Because the thing, whatever it is, isn't the actual target of the envy. Rather it is the happiness you associate with possession of the thing. The ability to experience happiness is the prerogative of the hopeful, not necessarily the skilled or the wealthy or the talented or the strong. Those things can all provide different and exciting ways to be happy, provided the person who has them is also filled with hope.

So what is it, this magical assumption that can replace the belief in despair, and pull a person back from the brink of unforgivable sin?

The best way I know to answer is this: To believe that you are loved.
What news will shine at just the right angle into the dim and frightened corners of your soul? What evidence will you find yourself able to actually believe? That I can't tell you.

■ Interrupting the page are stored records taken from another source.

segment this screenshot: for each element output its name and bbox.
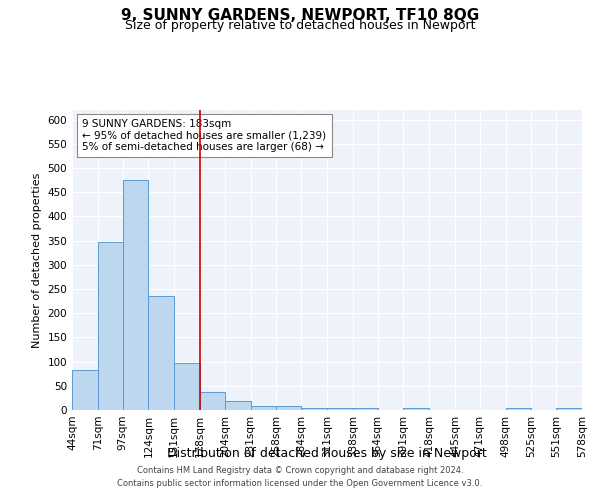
Bar bbox=[174, 362, 200, 410]
Bar bbox=[403, 408, 429, 410]
Bar bbox=[225, 402, 251, 410]
Text: 9 SUNNY GARDENS: 183sqm
← 95% of detached houses are smaller (1,239)
5% of semi-: 9 SUNNY GARDENS: 183sqm ← 95% of detache… bbox=[82, 119, 326, 152]
Y-axis label: Number of detached properties: Number of detached properties bbox=[32, 172, 42, 348]
Text: Size of property relative to detached houses in Newport: Size of property relative to detached ho… bbox=[125, 19, 475, 32]
Text: 9, SUNNY GARDENS, NEWPORT, TF10 8QG: 9, SUNNY GARDENS, NEWPORT, TF10 8QG bbox=[121, 8, 479, 22]
Bar bbox=[251, 406, 277, 410]
Bar bbox=[277, 406, 301, 410]
Bar bbox=[72, 370, 98, 410]
Bar bbox=[122, 180, 148, 410]
Text: Contains HM Land Registry data © Crown copyright and database right 2024.
Contai: Contains HM Land Registry data © Crown c… bbox=[118, 466, 482, 487]
Bar bbox=[148, 296, 174, 410]
Bar bbox=[556, 408, 582, 410]
Bar bbox=[327, 408, 353, 410]
Bar bbox=[200, 392, 225, 410]
Bar bbox=[506, 408, 532, 410]
Bar bbox=[98, 242, 122, 410]
Bar bbox=[353, 408, 377, 410]
Bar bbox=[301, 408, 327, 410]
Text: Distribution of detached houses by size in Newport: Distribution of detached houses by size … bbox=[167, 448, 487, 460]
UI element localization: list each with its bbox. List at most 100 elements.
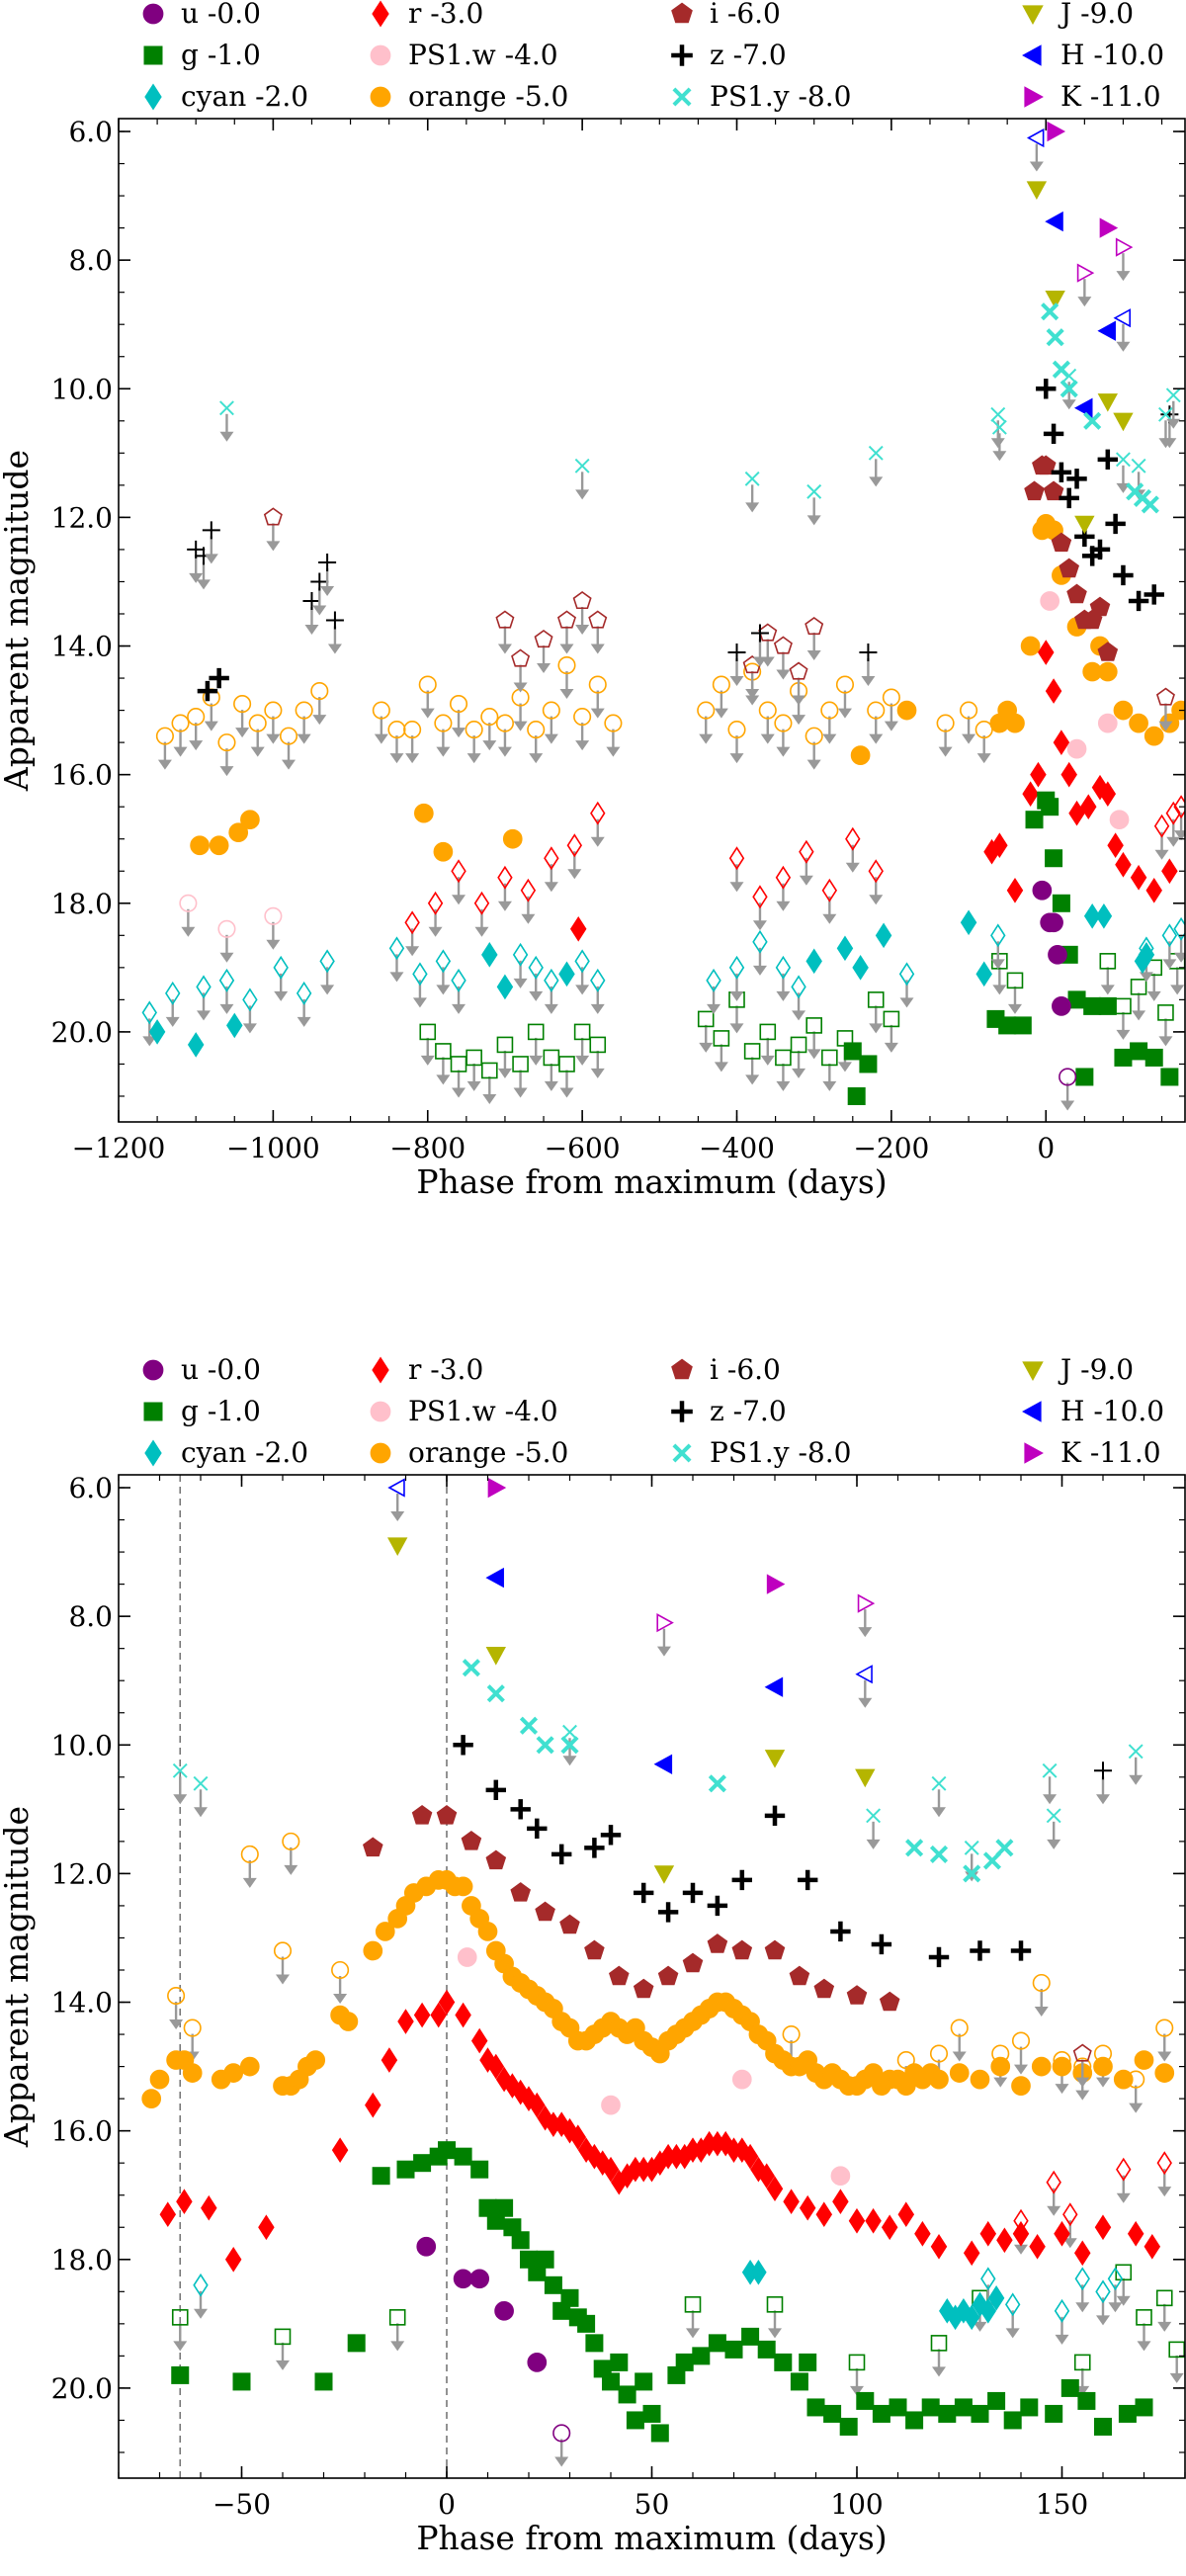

Maybe it's a little gesture by another person. Say they notice something that's making you sad, offer to help you fix it, and when it works, their happiness at seeing you feel better is as big as your happiness for having a source of sadness removed. (Thanks for the awesome Xmas present, dave!) Or maybe you read or hear something that resonates in some empty place inside you, lets you realize that somebody out there understands and accepts the way you feel, even if you and they may never meet. It could be a matter of happenstance; maybe the wind blows an ad against your foot that says "never say never!" when you were just ranting in your head that things would never change. It's silly and sometimes--to logical analysis--nonsensical. But as long as it works to get you through the emotional transformation from despair back into hope, I say it's legit!



Here's a song fragment. May finish it, may not, but I thought it up while writing this post, so it gets written down here.

there's a hole in the ceiling of my soul
lets in the light, lets in the cold
I pray that it may never close





*There are those who say pride actually comes before despair. And in terms of logic their arguments make sense. But not in terms of emotional states. Search your own remembrance, you who have known the worst moments a living being may know! Does not the false and sneering pride come only after one relinquishes hope? Is it not a mere form of resistance to one's desperate urge to take up hope again?

1 comments:

Amber E said...

Insightful, depressing subject but insightful. Would comment more but must run now. Lots of love.